Canta'Tronic

(2006)

cantatronic_cover4401990 gründete TILO WOLFF die Band LACRIMOSA, die inzwischen zu den weltweit erfolgreichsten und respektiertesten Acts der alternativen Musikszene zählt! 2004 gründete er SNAKESKIN.
Aber warum?

Auf seiner Webseite schreibt er dazu: „Ursprung und Mittelpunkt LACRIMOSAs ist, dass jeder Komposition eine Lyrik zugrunde liegt. Diese Herangehensweise war damals genau das Richtige, und daran hat sich bis heute nichts geändert! Und damit sich daran auch in Zukunft nichts ändern wird, musste ich für Kompositionen, die nicht Folge der aus dem Wort gereiften Inspiration sind, sondern losgelöst von diesem, eigene Geschichten und Bilder erzählen und malen, einen neuen Rahmen schaffen. So wurde SNAKESKIN geboren. Diese zweite Haut. Diese stellt nun eine andere Oberfläche dar, so wie SNAKESKINs musikalische Oberfläche – Arrangement und Produktion – sich von jener LACRIMOSAs unterscheidet. Unter dieser Oberfläche, unter dieser Haut, schlägt jedoch das gleiche Herz.“

Und tatsächlich, eine Verwandtschaft zu LACRIMOSA ist auf dem zweiten SNAKESKIN Album, mit dem interessanten wie auch konzeptionellen Titel „Canta’Tronic“, nicht zu leugnen und doch klingt es derart anders, dass es kaum zu der Albengeschichte LACRIMOSAs passen würde.

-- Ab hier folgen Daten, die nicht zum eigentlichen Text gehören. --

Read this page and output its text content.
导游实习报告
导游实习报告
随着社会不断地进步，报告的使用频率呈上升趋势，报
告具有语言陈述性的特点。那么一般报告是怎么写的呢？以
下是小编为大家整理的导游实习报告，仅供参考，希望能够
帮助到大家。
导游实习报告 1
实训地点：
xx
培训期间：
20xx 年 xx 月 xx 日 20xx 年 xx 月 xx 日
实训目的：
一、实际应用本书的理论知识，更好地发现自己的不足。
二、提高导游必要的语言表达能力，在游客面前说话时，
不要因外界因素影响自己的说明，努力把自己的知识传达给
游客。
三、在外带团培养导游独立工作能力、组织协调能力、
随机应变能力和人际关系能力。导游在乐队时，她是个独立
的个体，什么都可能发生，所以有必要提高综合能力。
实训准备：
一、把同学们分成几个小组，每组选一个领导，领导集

Im Zentrum steht das Konzept, das bereits der Titel benennt: gesungene Elektronik. Bereits auf dem Debüt stand der stark entfremdete Gesang, das schreien und kreischen, das zuweilen an die Schreie wilder Tiere erinnerte, im Vordergrund. Hier geht Wolff noch einen Schritt weiter: er zeichnet mit seiner nahezu unverfremdeten und emotionalen Stimme teils sehr bewegende, teils überraschend eingängige Melodiebögen, die sich über die hauptsächlich rhythmischen Kompositionen schwingen und somit eine immense Spannung erzeugen. Damit aber nicht genug, denn diese Spannung findet ihre Perfektion in der Verbindung harter Elektrobeats mit der unaussprechlich vielseitigen Stimme von KERSTIN DOELLE, der grossen Opernsängerin, die bereits bei den Konzerten anlässlich der EU-Erweiterung 2004 als Vertreterin Deutschlands begeistern konnte. Hier prallen Welten aufeinander und eine neue Musik entsteht: Canta’Tronic!

Andreas Wengler


Über die Historie der Cantadoras und Cantadoros

Würde man einen Cantadoro fragen, wann eigentlich alles begann, erhielte man zur Antwort: „Irgendwann vor einer Ewigkeit… aber Orpheus war einer von uns und Miriam aus der Bibel. Ach ja, der heilige Franziskus auch – hat er nicht diesen wunderbaren Sonnengesang komponiert?“ Fadosänger und auch die Barden der Druiden zählen dazu. Wer ist ein Cantadoro? Soviel steht fest, es ist nicht erlernbar, wenn nicht dieses gewisse Feuer in der Stimme, der Seele ist. Die Spanier drücken es folgendermaßen aus: ein Cantadoro ist jemand der sein eigenes Herz zerrissen, blutend in der Hand hält und über diesen Schmerz hinaus weiterlebt, um ihn singend lebbar zu machen. Er singt für die Liebe und verkörpert sie zugleich. Tiefe Spiritualität, der Glaube an die Bestimmung zu singen sind Teil von ihm. Ein Cantadoro steht für die Kraft und hohe Intuition. Der „Canto el hondo“ – „der Gesang des Wolfes“ ist Sinnbild dafür.